Panel A shows the pedigrees of the eight families in the study. Probands are designated by arrows. Circles represent female family members, and squares male family members. A slash through a symbol represents a deceased person. Panel B shows log₂ ratios of DNA from Patient 1 of Family 1 with deletion A (spanning exons 10 through 23) to reference DNA (on the x axis) after hybridization to probes at or near the DOCK8 locus, according to the genomic position (on the y axis).
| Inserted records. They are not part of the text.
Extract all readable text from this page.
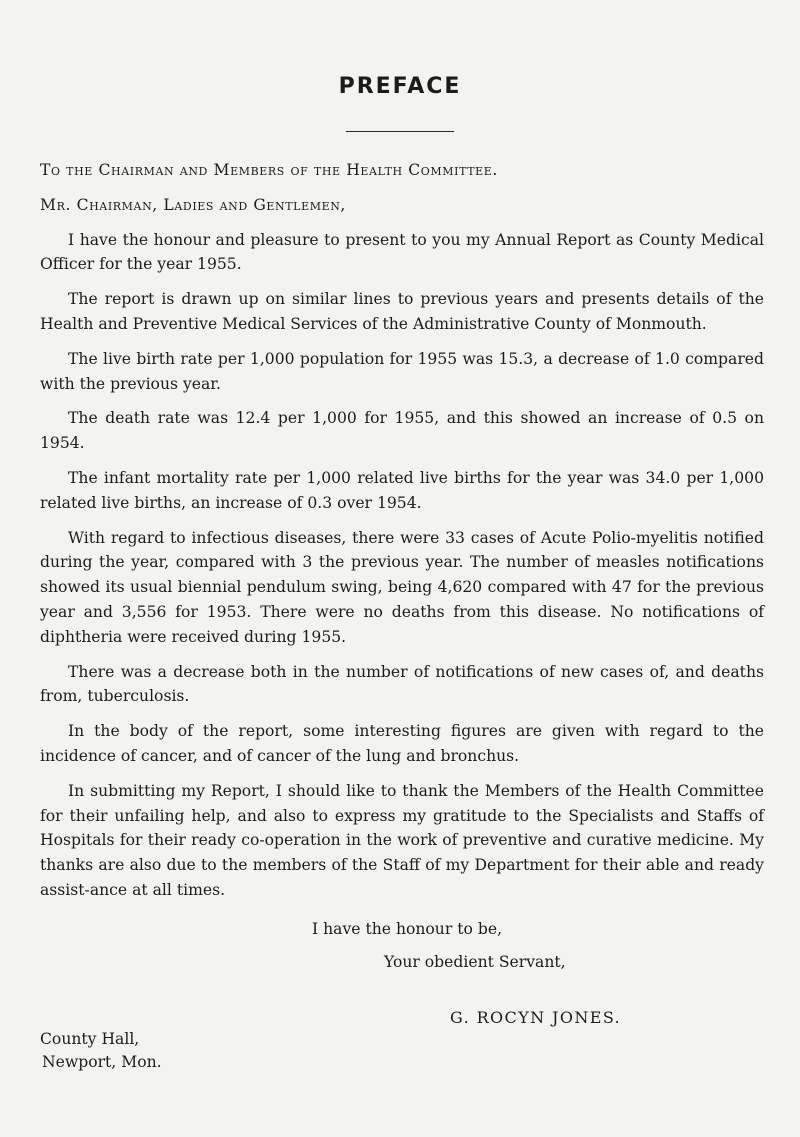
PREFACE

To the Chairman and Members of the Health Committee.

Mr. Chairman, Ladies and Gentlemen,

I have the honour and pleasure to present to you my Annual Report as County Medical Officer for the year 1955.

The report is drawn up on similar lines to previous years and presents details of the Health and Preventive Medical Services of the Administrative County of Monmouth.

The live birth rate per 1,000 population for 1955 was 15.3, a decrease of 1.0 compared with the previous year.

The death rate was 12.4 per 1,000 for 1955, and this showed an increase of 0.5 on 1954.

The infant mortality rate per 1,000 related live births for the year was 34.0 per 1,000 related live births, an increase of 0.3 over 1954.

With regard to infectious diseases, there were 33 cases of Acute Polio-myelitis notified during the year, compared with 3 the previous year. The number of measles notifications showed its usual biennial pendulum swing, being 4,620 compared with 47 for the previous year and 3,556 for 1953. There were no deaths from this disease. No notifications of diphtheria were received during 1955.

There was a decrease both in the number of notifications of new cases of, and deaths from, tuberculosis.

In the body of the report, some interesting figures are given with regard to the incidence of cancer, and of cancer of the lung and bronchus.

In submitting my Report, I should like to thank the Members of the Health Committee for their unfailing help, and also to express my gratitude to the Specialists and Staffs of Hospitals for their ready co-operation in the work of preventive and curative medicine. My thanks are also due to the members of the Staff of my Department for their able and ready assist-ance at all times.

I have the honour to be,

Your obedient Servant,

G. ROCYN JONES.

County Hall,

Newport, Mon.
The arrow pointing to the shaded region indicates the homozygous DOCK8 deletion. The green crosses indicate probes where the signal of the log₂ ratio was less than zero, and the orange crosses more than zero. Panel C shows immunoblots for DOCK8 protein expression in seven families that were included in the study. Lysates are from primary T cells (for all members of Family 1 and Patient 2 of Family 8), Epstein–Barr virus–transformed B-cell lines (for Families 3, 4, 6, and 7 and Patient 1 of Family 8), and herpesvirus saimiri–transformed T-cell lines (for Family 5). The data for Family 6 show two lanes (samples from a control [C] and from Patient 1) that are aligned from the same gel. Immunoblots for Patient 1 in Family 2 and for Patient 1 in Family 5, which were analyzed after the completion of the study, are shown in Figure 7A in the Supplementary Appendix. No DOCK8 protein was found in samples from any of the 11 patients who were tested. Included in the samples for Family 1 is an unrelated STAT3-mutant control with autosomal dominant hyperimmunoglobulin E syndrome. β-actin is included as a loading control in all the analyses. P denotes parent, and S a heterozygous member of Family 4.

Figure 4. Impaired CD8 T-Cell Activation and Proliferation in Association with DOCK8 Deficiency in Family 1

Panels A and B show the results of two independent experiments in Family 1. In Panel A, after activation of peripheral-blood mononuclear cells (PBMCs) with anti-CD3 plus anti-CD28 antibodies for 3 days, T cells were expanded in culture with interleukin-2. Absolute numbers of CD8 T cells were calculated on the basis of flow cytometric determinations of their percentages; CD8 T-cell numbers over time are shown as factor increases normalized to the prestimulated cell population. In Panel B, PBMCs that were labeled with carboxyfluorescein succinimidyl ester (CFSE) were either unstimulated or stimulated, as described for Panel A. After 3 days, cells were stained with the use of fluorescence-labeled antibodies against T-cell subgroup markers and then analyzed on flow cytometry. The top row shows profiles for stimulated cells, with the location of each dot reflecting an individual cell’s intensity for CD4 staining (on the x axis) versus CD8 staining (on the y axis). The boxes delineate the CD8 and CD4 T-cell subgroups. As compared with control samples, samples from Patient 1 had a lower proportion of CD8 T cells (12% of lymphocytes) after activation. Gated CD8 T cells were further analyzed for the fluorescence intensity of CFSE, which is successively diluted with each cell division. The bottom row shows histograms with the height (y axis) reflecting a percent of maximum of gated CD8 T cells that display any given fluorescence intensity of CFSE (on the x axis). The gray shading indicates unstimulated cells, and the blue line indicates stimulation. C denotes healthy control subject, and P parent.